People needn’t fear that Alzheimer’s disease is an inevitable result of aging. A study from Qingdao University in China found that up to two in every three cases of Alzheimer’s could have been prevented if the person had followed one or more of nine lifestyle conditions. The researchers reviewed the findings of 323 studies, altogether involving more than 5,000 patients and comparing 93 conditions with the potential to affect Alzheimer’s risk. Results showed that nine conditions stood out as risk factors for the disease:
- a high body mass index indicating being overweight in middle-age,
- carotid artery disease,
- high blood pressure,
- being frail and unfit,
- being poorly educated,
- having high levels of homocysteine,
- being a smoker, or
- having type 2 diabetes.
Researchers also discovered that the best way to protect the brain was to follow a healthy diet like the Mediterranean diet, which is rich in omega-3-rich seafood, colorful vegetables, and whole grains. Some vitamins, such as folate, also lowered risk.

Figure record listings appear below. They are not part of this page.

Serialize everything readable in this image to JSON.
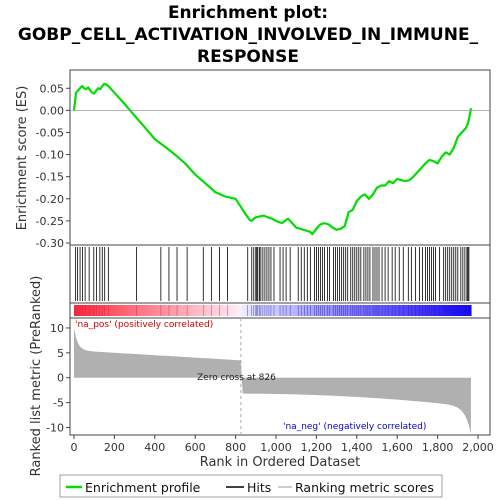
{
  "chart_data": {
    "type": "line",
    "title_lines": [
      "Enrichment plot:",
      "GOBP_CELL_ACTIVATION_INVOLVED_IN_IMMUNE_",
      "RESPONSE"
    ],
    "xlabel": "Rank in Ordered Dataset",
    "ylabel_top": "Enrichment score (ES)",
    "ylabel_bottom": "Ranked list metric (PreRanked)",
    "xlim": [
      0,
      2000
    ],
    "xticks": [
      0,
      200,
      400,
      600,
      800,
      1000,
      1200,
      1400,
      1600,
      1800,
      2000
    ],
    "xtick_labels": [
      "0",
      "200",
      "400",
      "600",
      "800",
      "1,000",
      "1,200",
      "1,400",
      "1,600",
      "1,800",
      "2,000"
    ],
    "es_ylim": [
      -0.3,
      0.08
    ],
    "es_yticks": [
      0.05,
      0.0,
      -0.05,
      -0.1,
      -0.15,
      -0.2,
      -0.25,
      -0.3
    ],
    "es_ytick_labels": [
      "0.05",
      "0.00",
      "-0.05",
      "-0.10",
      "-0.15",
      "-0.20",
      "-0.25",
      "-0.30"
    ],
    "metric_ylim": [
      -11.5,
      12
    ],
    "metric_yticks": [
      10,
      5,
      0,
      -5,
      -10
    ],
    "metric_ytick_labels": [
      "10",
      "5",
      "0",
      "-5",
      "-10"
    ],
    "n_genes": 1965,
    "zero_cross": 826,
    "zero_cross_label": "Zero cross at 826",
    "pos_label": "'na_pos' (positively correlated)",
    "neg_label": "'na_neg' (negatively correlated)",
    "series": [
      {
        "name": "Enrichment profile",
        "color": "#00dd00",
        "x": [
          0,
          10,
          20,
          30,
          40,
          50,
          60,
          70,
          80,
          90,
          100,
          110,
          120,
          130,
          140,
          150,
          160,
          170,
          180,
          200,
          250,
          300,
          350,
          400,
          450,
          500,
          550,
          600,
          650,
          700,
          750,
          800,
          850,
          870,
          880,
          890,
          900,
          920,
          940,
          960,
          980,
          1000,
          1030,
          1050,
          1060,
          1080,
          1100,
          1120,
          1150,
          1170,
          1180,
          1200,
          1210,
          1220,
          1240,
          1260,
          1280,
          1300,
          1320,
          1340,
          1360,
          1380,
          1400,
          1420,
          1440,
          1460,
          1480,
          1500,
          1520,
          1540,
          1560,
          1580,
          1600,
          1620,
          1640,
          1660,
          1680,
          1700,
          1720,
          1740,
          1760,
          1780,
          1800,
          1820,
          1840,
          1860,
          1880,
          1900,
          1920,
          1940,
          1950,
          1960,
          1965
        ],
        "y": [
          0.0,
          0.04,
          0.045,
          0.05,
          0.055,
          0.05,
          0.048,
          0.052,
          0.045,
          0.04,
          0.038,
          0.045,
          0.05,
          0.048,
          0.055,
          0.06,
          0.058,
          0.055,
          0.05,
          0.04,
          0.015,
          -0.012,
          -0.038,
          -0.065,
          -0.082,
          -0.1,
          -0.12,
          -0.145,
          -0.165,
          -0.185,
          -0.195,
          -0.2,
          -0.235,
          -0.248,
          -0.25,
          -0.245,
          -0.242,
          -0.24,
          -0.238,
          -0.242,
          -0.245,
          -0.25,
          -0.255,
          -0.248,
          -0.245,
          -0.255,
          -0.265,
          -0.268,
          -0.272,
          -0.275,
          -0.28,
          -0.268,
          -0.262,
          -0.258,
          -0.255,
          -0.258,
          -0.265,
          -0.27,
          -0.268,
          -0.262,
          -0.23,
          -0.225,
          -0.205,
          -0.195,
          -0.19,
          -0.2,
          -0.19,
          -0.175,
          -0.17,
          -0.17,
          -0.16,
          -0.165,
          -0.155,
          -0.158,
          -0.16,
          -0.158,
          -0.15,
          -0.14,
          -0.13,
          -0.12,
          -0.112,
          -0.115,
          -0.12,
          -0.105,
          -0.095,
          -0.1,
          -0.085,
          -0.06,
          -0.05,
          -0.04,
          -0.03,
          -0.01,
          0.005
        ]
      }
    ],
    "hits": [
      8,
      18,
      30,
      42,
      55,
      75,
      98,
      112,
      128,
      140,
      152,
      170,
      310,
      430,
      470,
      510,
      560,
      640,
      680,
      720,
      760,
      860,
      880,
      890,
      900,
      905,
      910,
      918,
      925,
      935,
      945,
      955,
      965,
      975,
      990,
      1020,
      1035,
      1050,
      1070,
      1110,
      1125,
      1140,
      1155,
      1170,
      1190,
      1200,
      1210,
      1220,
      1230,
      1240,
      1255,
      1265,
      1285,
      1295,
      1305,
      1315,
      1325,
      1335,
      1345,
      1355,
      1370,
      1380,
      1390,
      1400,
      1410,
      1420,
      1435,
      1445,
      1455,
      1465,
      1480,
      1490,
      1500,
      1510,
      1525,
      1540,
      1555,
      1575,
      1590,
      1610,
      1630,
      1655,
      1670,
      1690,
      1710,
      1725,
      1740,
      1750,
      1760,
      1770,
      1780,
      1790,
      1810,
      1830,
      1840,
      1850,
      1860,
      1870,
      1880,
      1890,
      1900,
      1915,
      1925,
      1935,
      1945,
      1950,
      1955
    ],
    "legend": [
      "Enrichment profile",
      "Hits",
      "Ranking metric scores"
    ]
  }
}
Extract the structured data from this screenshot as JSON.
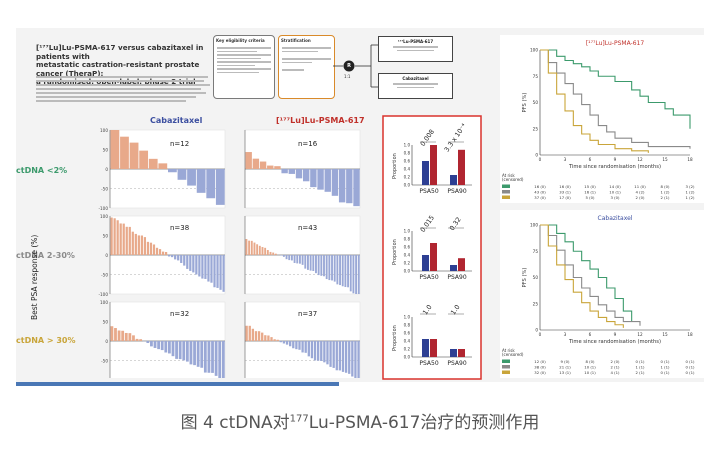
{
  "header": {
    "title_line1": "[¹⁷⁷Lu]Lu-PSMA-617 versus cabazitaxel in patients with",
    "title_line2": "metastatic castration-resistant prostate cancer (TheraP):",
    "title_line3": "a randomised, open-label, phase 2 trial"
  },
  "design": {
    "eligibility_title": "Key eligibility criteria",
    "stratification_title": "Stratification",
    "randomise_label": "R",
    "ratio_label": "1:1",
    "arm1_title": "¹⁷⁷Lu-PSMA-617",
    "arm2_title": "Cabazitaxel"
  },
  "columns": {
    "cabazitaxel": "Cabazitaxel",
    "lupsma": "[¹⁷⁷Lu]Lu-PSMA-617"
  },
  "rows": [
    {
      "label": "ctDNA <2%",
      "color": "#3c9a6c",
      "n_cab": "n=12",
      "n_lu": "n=16",
      "p1": "0.008",
      "p2": "3.3 x 10⁻⁴"
    },
    {
      "label": "ctDNA 2-30%",
      "color": "#8a8a8a",
      "n_cab": "n=38",
      "n_lu": "n=43",
      "p1": "0.015",
      "p2": "0.32"
    },
    {
      "label": "ctDNA > 30%",
      "color": "#c9a53a",
      "n_cab": "n=32",
      "n_lu": "n=37",
      "p1": "1.0",
      "p2": "1.0"
    }
  ],
  "waterfall": {
    "ylabel": "Best PSA response (%)",
    "ticks": [
      "100",
      "50",
      "0",
      "-50",
      "-100"
    ],
    "up_color": "#e8a98a",
    "down_color": "#9aa8d6",
    "axis_color": "#666666"
  },
  "proportion": {
    "ylabel": "Proportion",
    "ticks": [
      "1.0",
      "0.8",
      "0.6",
      "0.4",
      "0.2",
      "0.0"
    ],
    "categories": [
      "PSA50",
      "PSA90"
    ],
    "blue": "#2d3f93",
    "red": "#b02530",
    "frame_color": "#d9332c"
  },
  "chart_data": [
    {
      "type": "bar",
      "title": "ctDNA <2%",
      "ylabel": "Proportion",
      "categories": [
        "PSA50",
        "PSA90"
      ],
      "series": [
        {
          "values": [
            0.6,
            0.25
          ]
        },
        {
          "values": [
            1.0,
            0.88
          ]
        }
      ],
      "ylim": [
        0,
        1.0
      ]
    },
    {
      "type": "bar",
      "title": "ctDNA 2-30%",
      "ylabel": "Proportion",
      "categories": [
        "PSA50",
        "PSA90"
      ],
      "series": [
        {
          "values": [
            0.4,
            0.15
          ]
        },
        {
          "values": [
            0.7,
            0.32
          ]
        }
      ],
      "ylim": [
        0,
        1.0
      ]
    },
    {
      "type": "bar",
      "title": "ctDNA > 30%",
      "ylabel": "Proportion",
      "categories": [
        "PSA50",
        "PSA90"
      ],
      "series": [
        {
          "values": [
            0.45,
            0.2
          ]
        },
        {
          "values": [
            0.45,
            0.2
          ]
        }
      ],
      "ylim": [
        0,
        1.0
      ]
    },
    {
      "type": "line",
      "title": "[¹⁷⁷Lu]Lu-PSMA-617",
      "xlabel": "Time since randomisation (months)",
      "ylabel": "PFS (%)",
      "x_ticks": [
        0,
        3,
        6,
        9,
        12,
        15,
        18
      ],
      "y_ticks": [
        0,
        25,
        50,
        75,
        100
      ],
      "series": [
        {
          "color": "#3c9a6c",
          "x": [
            0,
            2,
            3,
            4,
            5,
            6,
            7,
            9,
            11,
            12,
            13,
            15,
            16,
            18
          ],
          "y": [
            100,
            94,
            90,
            87,
            84,
            80,
            75,
            70,
            62,
            56,
            50,
            44,
            38,
            25
          ]
        },
        {
          "color": "#8a8a8a",
          "x": [
            0,
            1,
            2,
            3,
            4,
            5,
            6,
            7,
            8,
            9,
            11,
            13,
            18
          ],
          "y": [
            100,
            88,
            78,
            68,
            58,
            48,
            38,
            28,
            22,
            16,
            12,
            8,
            6
          ]
        },
        {
          "color": "#c9a53a",
          "x": [
            0,
            1,
            2,
            3,
            4,
            5,
            6,
            7,
            9,
            11,
            13
          ],
          "y": [
            100,
            78,
            58,
            42,
            28,
            20,
            14,
            10,
            6,
            4,
            2
          ]
        }
      ],
      "at_risk_label": "At risk\n(censored)",
      "at_risk": [
        [
          "16 (0)",
          "16 (0)",
          "15 (0)",
          "14 (0)",
          "11 (0)",
          "8 (0)",
          "3 (2)"
        ],
        [
          "43 (0)",
          "33 (1)",
          "16 (1)",
          "10 (1)",
          "4 (2)",
          "1 (2)",
          "1 (2)"
        ],
        [
          "37 (0)",
          "17 (0)",
          "5 (0)",
          "3 (0)",
          "2 (0)",
          "2 (1)",
          "1 (2)"
        ]
      ]
    },
    {
      "type": "line",
      "title": "Cabazitaxel",
      "xlabel": "Time since randomisation (months)",
      "ylabel": "PFS (%)",
      "x_ticks": [
        0,
        3,
        6,
        9,
        12,
        15,
        18
      ],
      "y_ticks": [
        0,
        25,
        50,
        75,
        100
      ],
      "series": [
        {
          "color": "#3c9a6c",
          "x": [
            0,
            2,
            3,
            4,
            5,
            6,
            7,
            8,
            9,
            10,
            11
          ],
          "y": [
            100,
            92,
            84,
            75,
            66,
            58,
            50,
            40,
            30,
            18,
            8
          ]
        },
        {
          "color": "#8a8a8a",
          "x": [
            0,
            1,
            2,
            3,
            4,
            5,
            6,
            7,
            8,
            9,
            10,
            12
          ],
          "y": [
            100,
            90,
            76,
            62,
            50,
            40,
            32,
            24,
            18,
            12,
            8,
            4
          ]
        },
        {
          "color": "#c9a53a",
          "x": [
            0,
            1,
            2,
            3,
            4,
            5,
            6,
            7,
            8,
            9,
            10
          ],
          "y": [
            100,
            80,
            62,
            48,
            36,
            26,
            18,
            12,
            8,
            5,
            2
          ]
        }
      ],
      "at_risk_label": "At risk\n(censored)",
      "at_risk": [
        [
          "12 (0)",
          "9 (0)",
          "8 (0)",
          "2 (0)",
          "0 (1)",
          "0 (1)",
          "0 (1)"
        ],
        [
          "38 (0)",
          "21 (1)",
          "10 (1)",
          "2 (1)",
          "1 (1)",
          "1 (1)",
          "0 (1)"
        ],
        [
          "32 (0)",
          "13 (1)",
          "10 (1)",
          "4 (1)",
          "2 (1)",
          "0 (1)",
          "0 (1)"
        ]
      ]
    }
  ],
  "caption": {
    "prefix": "图 4 ctDNA对",
    "sup": "177",
    "suffix": "Lu-PSMA-617治疗的预测作用"
  }
}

Researchers at the National Institute on Aging in Baltimore report that people who are overweight at age 50-years have a high risk for developing Alzheimer’s disease earlier in life. For each unit increase in body mass index, Alzheimer’s set in about seven months earlier.
In Perspective: After age 65, the risk of Alzheimer’s disease doubles every five years. At least two out of five people 85-years-old and older are living with the devastating condition. If that isn’t enough to encourage taking care of yourself, I’m not sure what is!!
Xu W, Tan L, Wang H, et al: Meta-analysis of modifiable risk factors for Alzheimer’s disease. Journal of Neurology, Neurosurgery & Psychiatry 2015;August 21, 2015.
Chuang Y, An Y, Bilget M, et al: Midlife adiposity predicts earlier onset of Alzheimer’s dementia, neuropathology and presymptomatic cerebral amyloid accumulation. Molecular Psychiatry 2015; September 1st.